UM QUADRO DA ESTÂNCIA

Autor: Érico Rodrigo Padilha
Intérprete: Milton Galo Dessotti
Amadrinhador: Alcione Padilha

Duvido um dia mais lindo que um domingo ensolarado,
pra se passar espichado na varanda do galpão.
Golpeando “uns gole” de canha, tomando mate,
pitando um crioulo, fechado a capricho, de um fumo tão bueno,
comprado na venda do Nico Cardoso.

No rádio, um tal João Machado,
“arranca” notas bonitas
de uma gaita de botão
floreando um chamamezito
num vai e vem compassado.

O gado no pasto, pastando silente na beira do açude.
Manada de potros, seguindo em silencio,
ao tranco “muy” lento da égua madrinha,
rebanho de ovelhas branqueando a pastagem,
e o grito rasgado de algum quero-quero cortando a canhada...

Na várzea do açude, um bando de garças,
se assusta com bote de alguma traira
que abre rodrilhas na flor do aguapé.
Na volta das casas, o cusco ovelheiro,
dormindo tranqüilo na sombra do rancho
e alguma galinha limpando o terreiro.

O manso João-Grande de asas abertas,
num vôo estendido pra os lados do poente,
parece até um anjo de braços abertos, descendo pra terra,
querendo salvar a alma da gente.

Pra os lados do cerro, o ronco sentido
de algum bugio macho chamando a parceira,
ecoa solito no ermo do campo
e chega com força pra os lados do rancho.

-Quanto causo, quanta lenda, nesses fundões de campanha!

... Bem ali no Capão alto, na encosta do Cerro grande,
há uma tapera abandonada...
A cuscada chimarrona, tomou conta da morada
do finado Juventino.
Coitado do Juventino...
Perdêra tudo o que tinha num domingo de carreira
e se enforcou numa figueira bem atrás do seu ranchinho...

... Mais adiante na canhada, descendo lançante abaixo
pra os lados do cemitério, diz que o neto do seu Doca,
se topou com o “lobisome” numa noite de setembro.
Guri ladino e maleva, voltou mais “Branco” e assustado
Que tatu encurralado numa toca abandonada...

Às vezes, me perco, mirando o horizonte,
remoendo recuerdos de lindas lembranças,
lembranças tão vivas, com cheiro de infância,
às vezes fugazes, as vezes perdidas,
mas nunca esquecidas, são partes da Estância,
tamanha a importância na vida da gente.

Recordo a piazada dos tempos de infância,
das tropas-de-osso, bodoque ao pescoço,
correndo sem rumo pra os banhos de sanga.
O pai na mangueira, lidando com o gado,
a mãe “pelas casa”, tratando dos bichos,
e do meu ofício, “guri de recado” .

- Que tempos aqueles!

E quando já moços num fundo de campo,
lidando com o gado, marcando e banhando,
tosando a martelo, na safra dos velos,
depois da jornada, n’algum olho-d’água,
beirando a sanguita por entre as canhadas,
voltando ao galpão pra um dedo de prosa,
contando da lida, do gado e da tosa,
na hora do mate, a Hora Sagrada.

E os fins de semana, mas que gauchadas!
Cavalo encilhado pra os dias de festa,
fandangos de campo, bailão de ramada,
dançando pachola co’alguma “morocha”
um chote “clinudo”, ou uma vaneira marcada!

E a dona do rancho...
que china lindaça, que flor de morena,
a prenda mais linda que um dia eu já vi,
tão meiga e tão doce qual flor da açucena.
E eu bagual bruto, de tantas potreadas,
me fiz potro manso, diante os encantos daquela morena.
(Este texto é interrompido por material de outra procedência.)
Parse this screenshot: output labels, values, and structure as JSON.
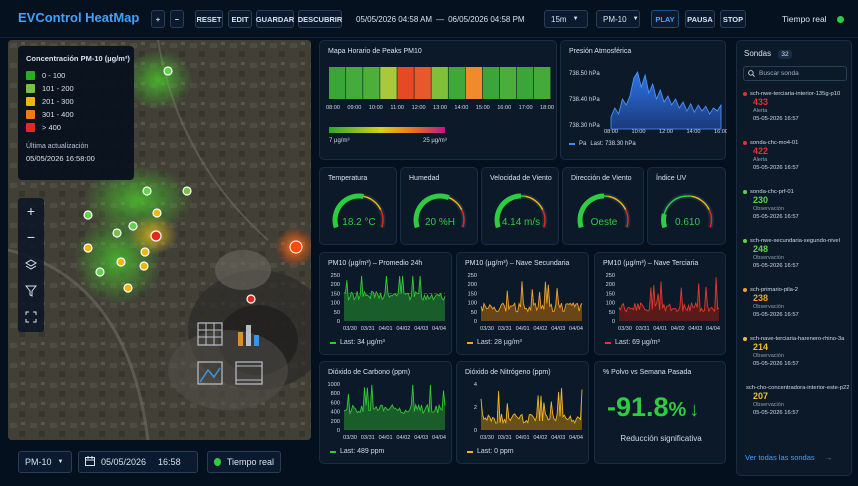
{
  "app": {
    "title": "EVControl HeatMap"
  },
  "toolbar": {
    "zoom_in": "+",
    "zoom_out": "−",
    "reset": "RESET",
    "edit": "EDIT",
    "guardar": "GUARDAR",
    "descubrir": "DESCUBRIR",
    "range_start": "05/05/2026 04:58 AM",
    "range_sep": "—",
    "range_end": "06/05/2026 04:58 PM",
    "interval": "15m",
    "pollutant": "PM-10",
    "play": "PLAY",
    "pausa": "PAUSA",
    "stop": "STOP",
    "realtime": "Tiempo real"
  },
  "legend": {
    "title": "Concentración PM-10 (µg/m³)",
    "items": [
      {
        "label": "0 - 100",
        "color": "#2ea829"
      },
      {
        "label": "101 - 200",
        "color": "#7ac143"
      },
      {
        "label": "201 - 300",
        "color": "#f1b60b"
      },
      {
        "label": "301 - 400",
        "color": "#f07a14"
      },
      {
        "label": "> 400",
        "color": "#e02b1c"
      }
    ],
    "update_label": "Última actualización",
    "update_value": "05/05/2026 16:58:00"
  },
  "bottom": {
    "pollutant": "PM-10",
    "date": "05/05/2026",
    "time": "16:58",
    "realtime": "Tiempo real"
  },
  "heatmap_card": {
    "title": "Mapa Horario de Peaks PM10",
    "hours": [
      "08:00",
      "09:00",
      "10:00",
      "11:00",
      "12:00",
      "13:00",
      "14:00",
      "15:00",
      "16:00",
      "17:00",
      "18:00"
    ],
    "cell_colors": [
      "#3aa63a",
      "#43ac3a",
      "#4caf3a",
      "#a9c93a",
      "#e64a24",
      "#e9582a",
      "#7fbf3a",
      "#3fa83a",
      "#f08a2c",
      "#3aa63a",
      "#4cae3a",
      "#3aa63a",
      "#45aa3a"
    ],
    "scale_min": "7 µg/m³",
    "scale_max": "25 µg/m³"
  },
  "pressure_card": {
    "title": "Presión Atmosférica",
    "yticks": [
      "738.50 hPa",
      "738.40 hPa",
      "738.30 hPa"
    ],
    "xticks": [
      "08:00",
      "10:00",
      "12:00",
      "14:00",
      "16:00"
    ],
    "legend_unit": "Pa",
    "last": "Last: 738.30 hPa"
  },
  "gauges": [
    {
      "title": "Temperatura",
      "value": "18.2 °C",
      "color": "#2ecc40",
      "fill": 0.55
    },
    {
      "title": "Humedad",
      "value": "20 %H",
      "color": "#2ecc40",
      "fill": 0.6
    },
    {
      "title": "Velocidad de Viento",
      "value": "4.14 m/s",
      "color": "#2ecc40",
      "fill": 0.5
    },
    {
      "title": "Dirección de Viento",
      "value": "Oeste",
      "color": "#2ecc40",
      "fill": 0.5
    },
    {
      "title": "Índice UV",
      "value": "0.610",
      "color": "#2ecc40",
      "fill": 0.15
    }
  ],
  "line_charts": [
    {
      "title": "PM10 (µg/m³) – Promedio 24h",
      "color": "#32c832",
      "fill": "#1b6a2a",
      "xticks": [
        "03/30",
        "03/31",
        "04/01",
        "04/02",
        "04/03",
        "04/04"
      ],
      "yticks": [
        "250",
        "200",
        "150",
        "100",
        "50",
        "0"
      ],
      "last": "Last: 34 µg/m³",
      "threshold": 150
    },
    {
      "title": "PM10 (µg/m³) – Nave Secundaria",
      "color": "#f0a22a",
      "fill": "#7a4f14",
      "xticks": [
        "03/30",
        "03/31",
        "04/01",
        "04/02",
        "04/03",
        "04/04"
      ],
      "yticks": [
        "250",
        "200",
        "150",
        "100",
        "50",
        "0"
      ],
      "last": "Last: 28 µg/m³"
    },
    {
      "title": "PM10 (µg/m³) – Nave Terciaria",
      "color": "#e03a2c",
      "fill": "#6a1b18",
      "xticks": [
        "03/30",
        "03/31",
        "04/01",
        "04/02",
        "04/03",
        "04/04"
      ],
      "yticks": [
        "250",
        "200",
        "150",
        "100",
        "50",
        "0"
      ],
      "last": "Last: 69 µg/m³"
    },
    {
      "title": "Dióxido de Carbono (ppm)",
      "color": "#32c832",
      "fill": "#1b6a2a",
      "xticks": [
        "03/30",
        "03/31",
        "04/01",
        "04/02",
        "04/03",
        "04/04"
      ],
      "yticks": [
        "1000",
        "800",
        "600",
        "400",
        "200",
        "0"
      ],
      "last": "Last: 489 ppm"
    },
    {
      "title": "Dióxido de Nitrógeno (ppm)",
      "color": "#f0b52a",
      "fill": "#7a5a14",
      "xticks": [
        "03/30",
        "03/31",
        "04/01",
        "04/02",
        "04/03",
        "04/04"
      ],
      "yticks": [
        "4",
        "2",
        "0"
      ],
      "last": "Last: 0 ppm"
    }
  ],
  "polvo_card": {
    "title": "% Polvo vs Semana Pasada",
    "value": "-91.8",
    "unit": "%",
    "arrow": "↓",
    "caption": "Reducción significativa"
  },
  "sidebar": {
    "title": "Sondas",
    "count": "32",
    "search_placeholder": "Buscar sonda",
    "footer": "Ver todas las sondas",
    "items": [
      {
        "name": "sch-nwe-terciaria-interior-135g-p10",
        "value": "433",
        "status": "Alerta",
        "time": "05-05-2026 16:57",
        "color": "#e0342a"
      },
      {
        "name": "sonda-chc-mo4-01",
        "value": "422",
        "status": "Alerta",
        "time": "05-05-2026 16:57",
        "color": "#e0342a"
      },
      {
        "name": "sonda-chc-prf-01",
        "value": "230",
        "status": "Observación",
        "time": "05-05-2026 16:57",
        "color": "#5fd34a"
      },
      {
        "name": "sch-nwe-secundaria-segundo-nivel",
        "value": "248",
        "status": "Observación",
        "time": "05-05-2026 16:57",
        "color": "#5fd34a"
      },
      {
        "name": "sch-primario-pila-2",
        "value": "238",
        "status": "Observación",
        "time": "05-05-2026 16:57",
        "color": "#f0a22a"
      },
      {
        "name": "sch-nave-terciaria-harenero-rhino-3a",
        "value": "214",
        "status": "Observación",
        "time": "05-05-2026 16:57",
        "color": "#f0c02a"
      },
      {
        "name": "sch-cho-concentradora-interior-este-p22",
        "value": "207",
        "status": "Observación",
        "time": "05-05-2026 16:57",
        "color": "#f0c02a"
      }
    ]
  }
}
E os anos foram passando...
Chegaram os filhos, vieram os netos,
enfim, o progresso.
Os filhos criados pegaram seus rumos,
já faz algum tempo que a velha se foi,
deixando saudades, cá dentro do peito
e lindos recuerdos no meu pensamento...

Bueno, o sol se despede por trás da coxilha,
deixando um clarão na boca da noite
que desde de manso cobrindo o rincão.
A lua se achega pra os lados do rancho
e esboça um retrato no quadro da estância,
deixando seu brilho na tela do pago,
enchendo meus olhos de campo e saudade,
que por certo, um Deus pintor, escolheu pra retratar.